After the removal of varnish and overpaint, the painting was given a very thin layer of varnish (MS2A resin). This acts to protect and saturate the colours but is thin enough not to mask the very particular surface textures of the egg tempera paint. Areas of loss were filled with a chalk/gelatine filler which was levelled and textured to match the surrounding paint.
From the start, we decided to retouch the painting ‘invisibly’. Missing elements of the composition, for example feet and legs, were reconstructed using the evidence of similar surviving features in other figures. The outlines were incised into the white filler and drawn in with a fine pencil.
The first two stages of the retouching process. The image on the left shows a detail from the painting after cleaning, with damaged areas exposed. On the right the outlines of missing details have been incised into the white background and drawn in with pencil.
Dry pigments were mixed with egg and matched as closely as possible to the surrounding original paint. Final layers of pigment were mixed with varnish to achieve the correct degree of surface gloss. Areas of abrasion or small scale loss were also retouched with pigments bound in varnish. Where overpaint could not be removed from the original paint surface this was painted over to match the surrounding paint.

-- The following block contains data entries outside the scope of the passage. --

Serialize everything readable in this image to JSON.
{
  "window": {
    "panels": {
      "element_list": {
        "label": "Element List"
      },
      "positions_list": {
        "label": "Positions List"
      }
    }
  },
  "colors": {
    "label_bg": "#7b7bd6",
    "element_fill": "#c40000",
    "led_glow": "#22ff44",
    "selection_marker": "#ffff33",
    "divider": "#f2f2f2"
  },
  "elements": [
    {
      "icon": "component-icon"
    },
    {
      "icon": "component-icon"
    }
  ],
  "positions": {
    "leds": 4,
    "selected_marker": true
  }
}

All the materials we use for retouching are fully reversible and will be removed easily when the painting is cleaned in the future. The egg tempera retouching is only applied over our water-soluble filler so although it produces a very durable paint film it can be removed just by dissolving the filling beneath it.
The last two stages of the retouching process. In the image on the left the missing details have been repainted and on the right the final layer of pigment mixed with varnish has been applied.